What to Do After Santander Repossesses Your Car
Once your car has been repossessed, you do still have a few options to get the car back or settle your debt. Santander is required to give you notice, which allows you time to react and review your options before your vehicle is sold. State laws differ, but generally, you will have at least 10 days between repossession and the sale of the car at an auction. We suggest contacting Santander immediately to see if you can work something out. We have the next steps detailed below.
- Redemption and reinstatement: In most states, you have the right to redeem your vehicle by paying your past due payments and the entire balance on the loan. This may also include fees from the repossession, such as paying the repossession service, storage fees, and even attorney fees. Your right to redeem ends when your vehicle has been sold.
- Paying the deficiency: The deficiency is the difference between the remaining amount on the loan and what was received for the vehicle at the auction. The deficiency also includes fees related to the repossession. While not all creditors actively pursue the deficiency fee, Santander and other creditors do have the right to sue you if it isn’t paid upon their request. They may give you the option to set up a payment plan for the deficiency or even settle for a percentage of what you owe.
- Buying the car at auction: If you’re unable to work something out with Santander, your vehicle will likely go to auction. Most states require your creditor to notify you when and where the sale will take place.
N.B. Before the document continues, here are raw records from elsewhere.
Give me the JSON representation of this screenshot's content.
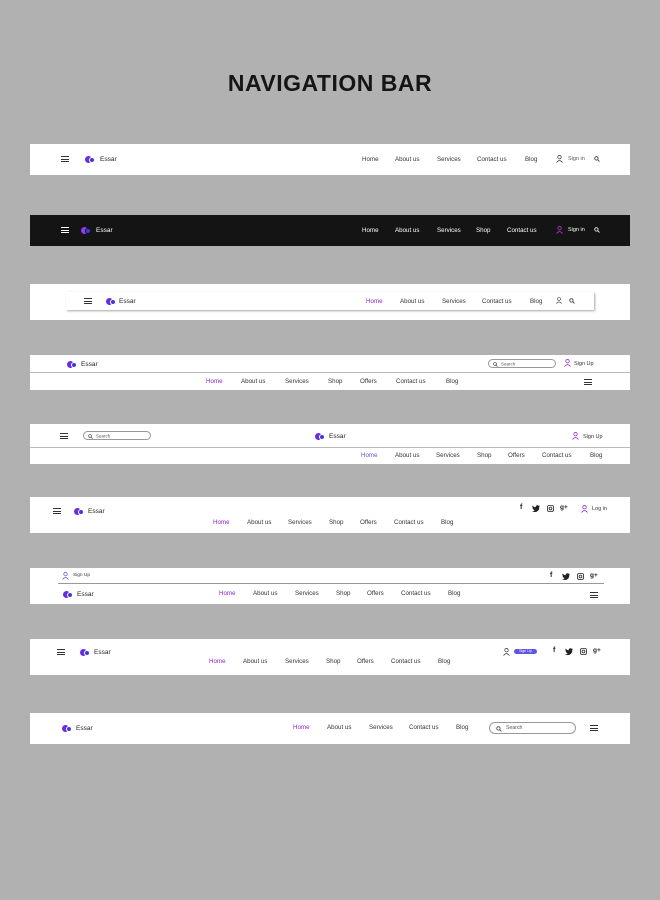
{
  "page_title": "NAVIGATION BAR",
  "brand": "Essar",
  "colors": {
    "accent": "#8e1fd6",
    "accent_blue": "#5b52e0",
    "logo": "#6a2ce0",
    "dark_bar": "#141414"
  },
  "bar1": {
    "links": [
      "Home",
      "About us",
      "Services",
      "Contact us",
      "Blog"
    ],
    "signin": "Sign in"
  },
  "bar2": {
    "links": [
      "Home",
      "About us",
      "Services",
      "Shop",
      "Contact us"
    ],
    "signin": "Sign in"
  },
  "bar3": {
    "links": [
      "Home",
      "About us",
      "Services",
      "Contact us",
      "Blog"
    ]
  },
  "bar4": {
    "search_placeholder": "Search",
    "signup": "Sign Up",
    "links": [
      "Home",
      "About us",
      "Services",
      "Shop",
      "Offers",
      "Contact us",
      "Blog"
    ]
  },
  "bar5": {
    "search_placeholder": "Search",
    "signup": "Sign Up",
    "links": [
      "Home",
      "About us",
      "Services",
      "Shop",
      "Offers",
      "Contact us",
      "Blog"
    ]
  },
  "bar6": {
    "login": "Log in",
    "links": [
      "Home",
      "About us",
      "Services",
      "Shop",
      "Offers",
      "Contact us",
      "Blog"
    ]
  },
  "bar7": {
    "signup": "Sign Up",
    "links": [
      "Home",
      "About us",
      "Services",
      "Shop",
      "Offers",
      "Contact us",
      "Blog"
    ]
  },
  "bar8": {
    "signup_button": "Sign Up",
    "links": [
      "Home",
      "About us",
      "Services",
      "Shop",
      "Offers",
      "Contact us",
      "Blog"
    ]
  },
  "bar9": {
    "search_placeholder": "Search",
    "links": [
      "Home",
      "About us",
      "Services",
      "Contact us",
      "Blog"
    ]
  }
}
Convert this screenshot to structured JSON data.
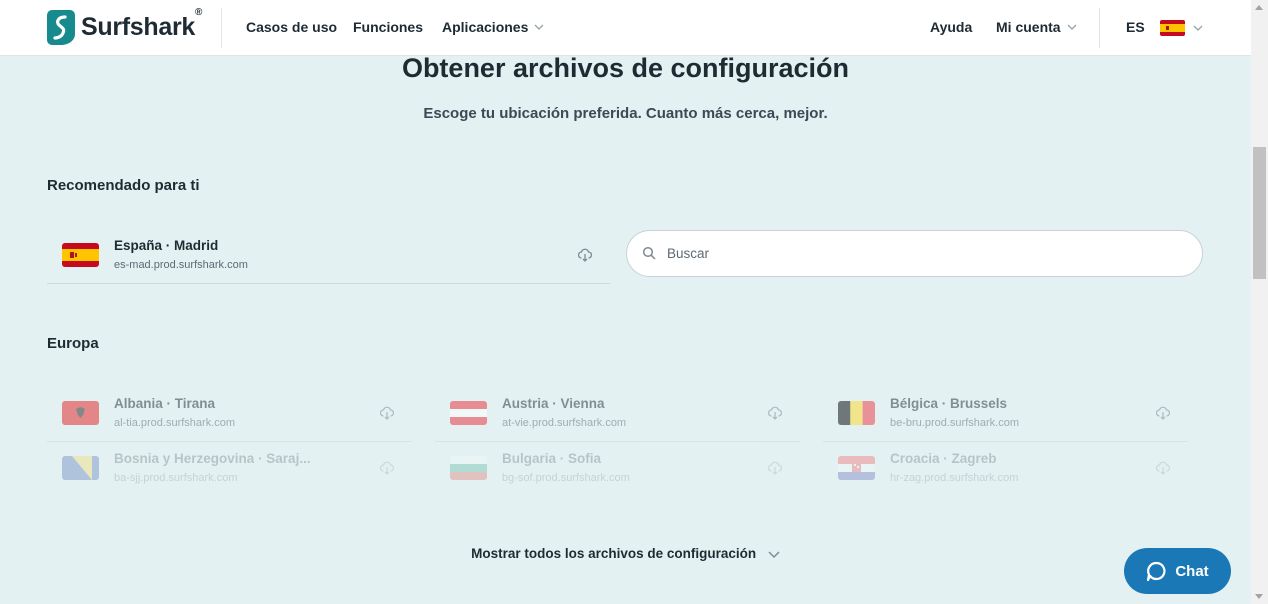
{
  "header": {
    "brand": "Surfshark",
    "brand_mark": "®",
    "nav": [
      {
        "label": "Casos de uso"
      },
      {
        "label": "Funciones"
      },
      {
        "label": "Aplicaciones"
      }
    ],
    "help": "Ayuda",
    "account": "Mi cuenta",
    "language": "ES"
  },
  "page": {
    "title": "Obtener archivos de configuración",
    "subtitle": "Escoge tu ubicación preferida. Cuanto más cerca, mejor."
  },
  "recommended": {
    "heading": "Recomendado para ti",
    "item": {
      "name": "España · Madrid",
      "host": "es-mad.prod.surfshark.com",
      "flag": "spain-flag"
    }
  },
  "search": {
    "placeholder": "Buscar",
    "value": ""
  },
  "europe": {
    "heading": "Europa",
    "items": [
      {
        "name": "Albania · Tirana",
        "host": "al-tia.prod.surfshark.com",
        "flag": "albania-flag"
      },
      {
        "name": "Austria · Vienna",
        "host": "at-vie.prod.surfshark.com",
        "flag": "austria-flag"
      },
      {
        "name": "Bélgica · Brussels",
        "host": "be-bru.prod.surfshark.com",
        "flag": "belgium-flag"
      },
      {
        "name": "Bosnia y Herzegovina · Saraj...",
        "host": "ba-sjj.prod.surfshark.com",
        "flag": "bosnia-flag"
      },
      {
        "name": "Bulgaria · Sofia",
        "host": "bg-sof.prod.surfshark.com",
        "flag": "bulgaria-flag"
      },
      {
        "name": "Croacia · Zagreb",
        "host": "hr-zag.prod.surfshark.com",
        "flag": "croatia-flag"
      }
    ]
  },
  "show_all": "Mostrar todos los archivos de configuración",
  "chat": {
    "label": "Chat"
  },
  "colors": {
    "background": "#e3f1f2",
    "brand_teal": "#178a8d",
    "chat_blue": "#1b78b7",
    "text_dark": "#1f2b33"
  }
}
You do have the right to bid on your car at the sale, but you will still have to pay the amount owed, plus any repossession-related fees.
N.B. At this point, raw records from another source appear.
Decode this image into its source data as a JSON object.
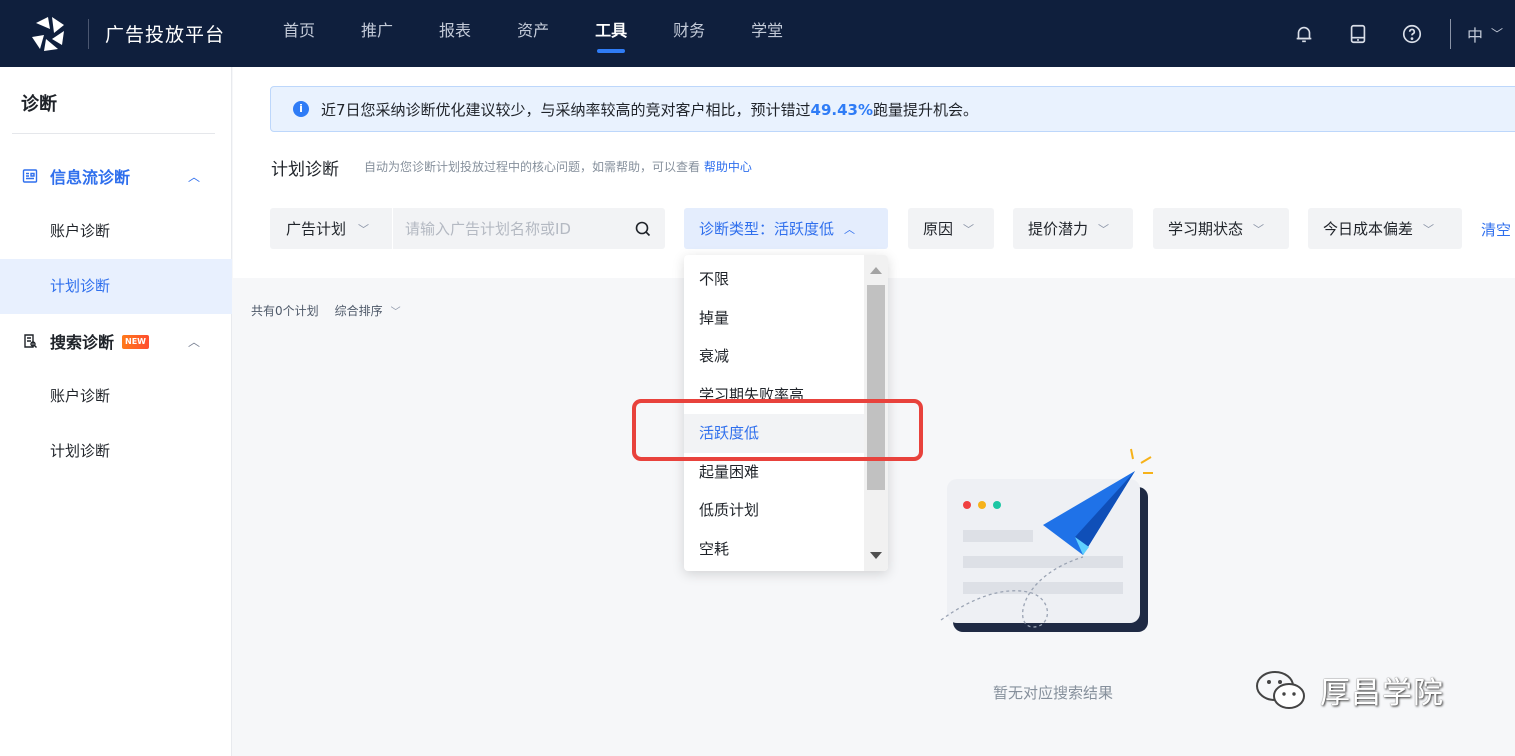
{
  "topbar": {
    "brand": "广告投放平台",
    "nav": [
      {
        "label": "首页",
        "active": false
      },
      {
        "label": "推广",
        "active": false
      },
      {
        "label": "报表",
        "active": false
      },
      {
        "label": "资产",
        "active": false
      },
      {
        "label": "工具",
        "active": true
      },
      {
        "label": "财务",
        "active": false
      },
      {
        "label": "学堂",
        "active": false
      }
    ],
    "icons": [
      "bell-icon",
      "tablet-icon",
      "help-icon"
    ],
    "language": "中"
  },
  "sidebar": {
    "title": "诊断",
    "groups": [
      {
        "label": "信息流诊断",
        "icon": "feed-icon",
        "expanded": true,
        "items": [
          {
            "label": "账户诊断",
            "active": false
          },
          {
            "label": "计划诊断",
            "active": true
          }
        ]
      },
      {
        "label": "搜索诊断",
        "icon": "search-doc-icon",
        "badge": "NEW",
        "expanded": true,
        "items": [
          {
            "label": "账户诊断",
            "active": false
          },
          {
            "label": "计划诊断",
            "active": false
          }
        ]
      }
    ]
  },
  "notice": {
    "text_before": "近7日您采纳诊断优化建议较少，与采纳率较高的竞对客户相比，预计错过",
    "highlight": "49.43%",
    "text_after": "跑量提升机会。"
  },
  "section": {
    "title": "计划诊断",
    "desc": "自动为您诊断计划投放过程中的核心问题，如需帮助，可以查看",
    "help_link": "帮助中心"
  },
  "filters": {
    "scope_select": "广告计划",
    "search_placeholder": "请输入广告计划名称或ID",
    "diagnosis_type": "诊断类型：活跃度低",
    "reason": "原因",
    "bid_potential": "提价潜力",
    "learning_status": "学习期状态",
    "cost_deviation": "今日成本偏差",
    "clear": "清空"
  },
  "list": {
    "count_text": "共有0个计划",
    "sort_label": "综合排序"
  },
  "dropdown": {
    "options": [
      "不限",
      "掉量",
      "衰减",
      "学习期失败率高",
      "活跃度低",
      "起量困难",
      "低质计划",
      "空耗"
    ],
    "selected_index": 4
  },
  "empty": {
    "text": "暂无对应搜索结果"
  },
  "watermark": {
    "text": "厚昌学院"
  },
  "colors": {
    "nav_bg": "#0f1f3d",
    "accent": "#2f6fed",
    "highlight_box": "#e8423c"
  }
}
For more about each of these options, see our research on what to do after repossession.
Renewing Your Registration
If you managed to get your vehicle back after repossession, you might have trouble renewing your registration. Some states require a title to be placed in the creditor’s name after it has been repossessed. Santander states that it will make every effort to get the title back into your name, but your help may be required. If you’re having trouble renewing your registration, contact the Santander title department at (800) 526-0157.
Raising Your Credit Score
Having your car repossessed can severely impact your credit score. In fact, it will remain on your credit report for seven years. Initially, it will have a significant impact on your score, though the significance will lessen over time. Your credit will be clean again seven years after the original delinquency date (the date of the first missed payment that led to the repossession).
If you’re able to pay off the deficiency on your loan or set up a repayment plan with Santander, you may be able to improve your score more quickly. You may also want to request that Santander report the loan as resolved. It can then be noted as “Paid in Full” or “Satisfied” on your report, lessening the impact.
A missed payment doesn’t mean immediate repossession. You can expect to be charged late fees and interest after you miss payments, and you’ll likely see your car repossessed after two to three months of non-payment.
Santander is likely to work with you to reach a solution if you contact an account manager when you know you’re going to miss a payment. Selling a repossessed car is not as profitable for Santander as receiving the entire loan amount, so the company will be willing to work with you in many cases, as long as you do your part and contact the company as soon as possible.
If your car is repossessed, you may be able to redeem or reinstate your loan or buy your car back at auction.